🤖 AI Summary
To address computational resource constraints in deploying medical multimodal large language models (MLLMs), this paper proposes an efficient compression pipeline for healthcare-adapted LLaVA models, comprising three stages: structured pruning, supervised fine-tuning (SFT), and activation-aware quantization. We introduce a novel layer-selection strategy for pruning, guided by inter-layer activation distributions, and tightly couple it with activation-aware quantization to preserve semantic sensitivity while enhancing compression fidelity. Experimental results demonstrate that our method reduces GPU memory consumption of the 7B-parameter model by 70%, enabling successful deployment on devices with only 4 GB VRAM. On multiple medical visual question answering and radiology report generation benchmarks, it achieves a 4% absolute accuracy improvement over conventional pruning-plus-quantization baselines, significantly advancing the efficiency–accuracy trade-off in resource-constrained clinical AI deployment.
📝 Abstract
Multimodal Large Language Models (MLLMs) hold huge potential for usage in the medical domain, but their computational costs necessitate efficient compression techniques.
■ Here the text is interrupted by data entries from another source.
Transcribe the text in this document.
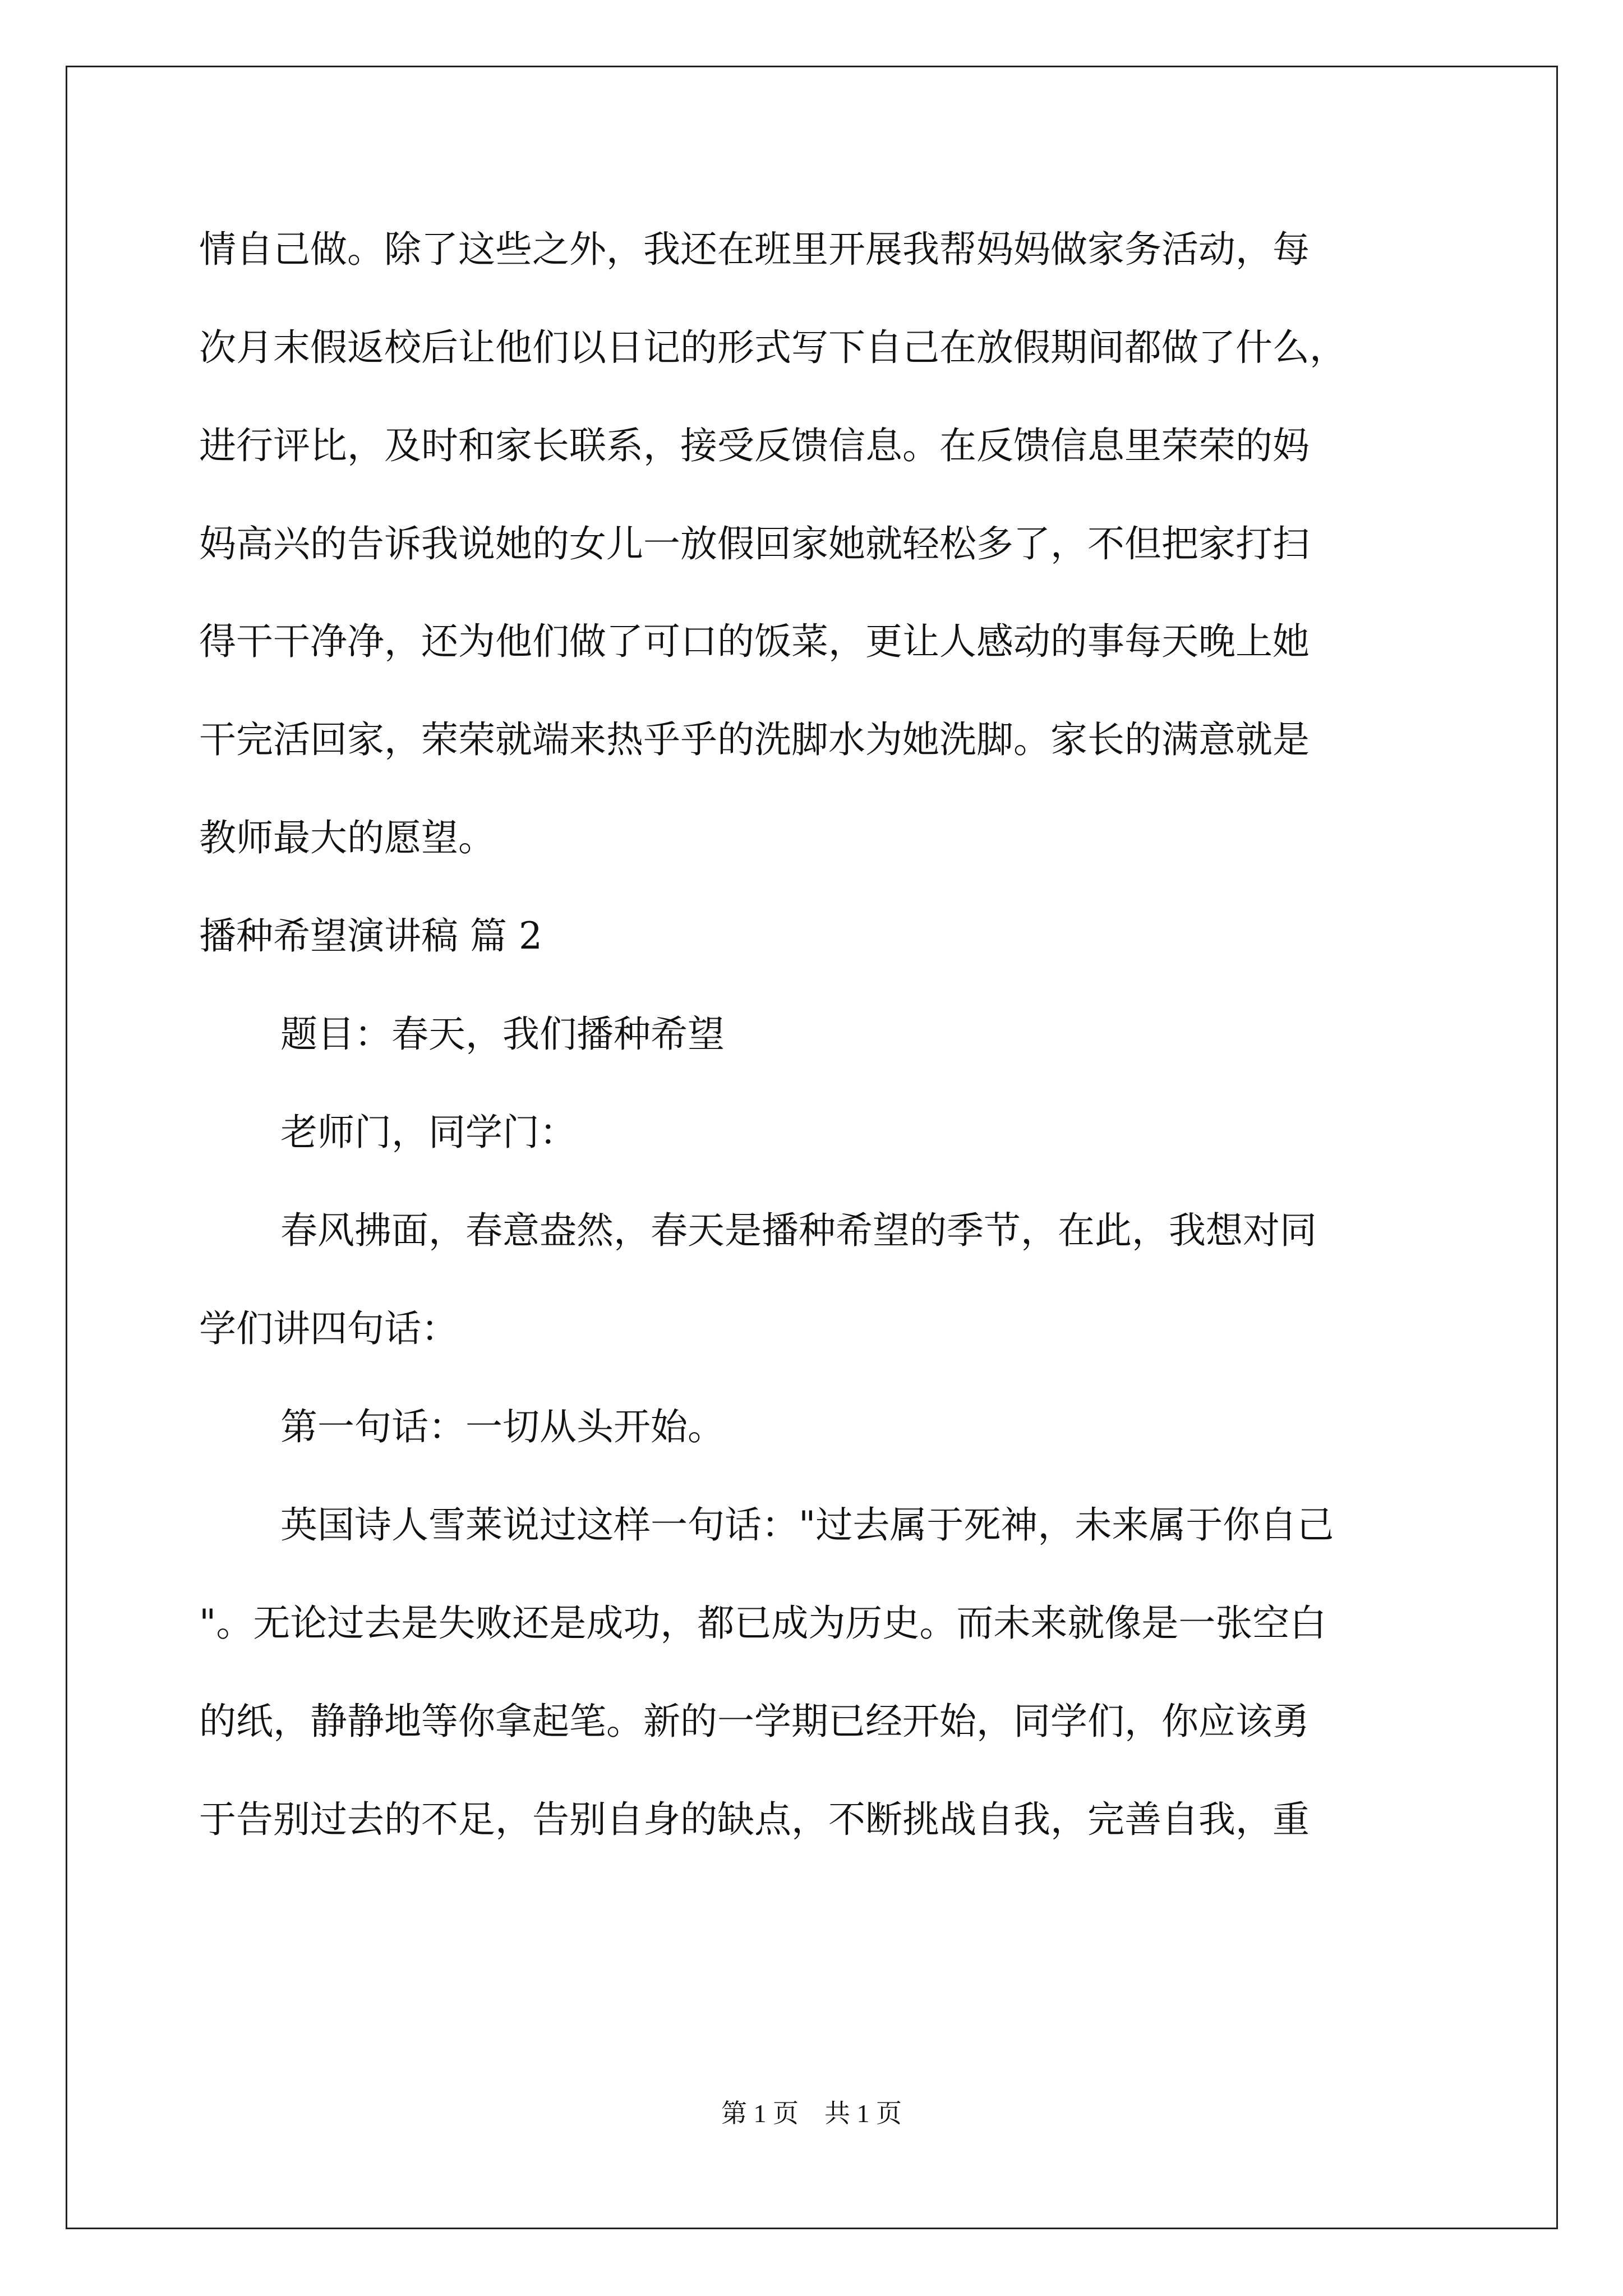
情自己做。除了这些之外，我还在班里开展我帮妈妈做家务活动，每
次月末假返校后让他们以日记的形式写下自己在放假期间都做了什么，
进行评比，及时和家长联系，接受反馈信息。在反馈信息里荣荣的妈
妈高兴的告诉我说她的女儿一放假回家她就轻松多了，不但把家打扫
得干干净净，还为他们做了可口的饭菜，更让人感动的事每天晚上她
干完活回家，荣荣就端来热乎乎的洗脚水为她洗脚。家长的满意就是
教师最大的愿望。
播种希望演讲稿 篇 2
题目：春天，我们播种希望
老师门，同学门：
春风拂面，春意盎然，春天是播种希望的季节，在此，我想对同
学们讲四句话：
第一句话：一切从头开始。
英国诗人雪莱说过这样一句话："过去属于死神，未来属于你自己
"。无论过去是失败还是成功，都已成为历史。而未来就像是一张空白
的纸，静静地等你拿起笔。新的一学期已经开始，同学们，你应该勇
于告别过去的不足，告别自身的缺点，不断挑战自我，完善自我，重
第 1 页　共 1 页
This paper evaluates the impact of structural pruning and activation-aware quantization on a fine-tuned LLAVA model for medical applications. We propose a novel layer selection method for pruning, analyze different quantization techniques, and assess the performance trade-offs in a prune-SFT-quantize pipeline. Our proposed method enables MLLMs with 7B parameters to run within 4 GB of VRAM, reducing memory usage by 70% while achieving 4% higher model performance compared to traditional pruning and quantization techniques in the same compression ratio.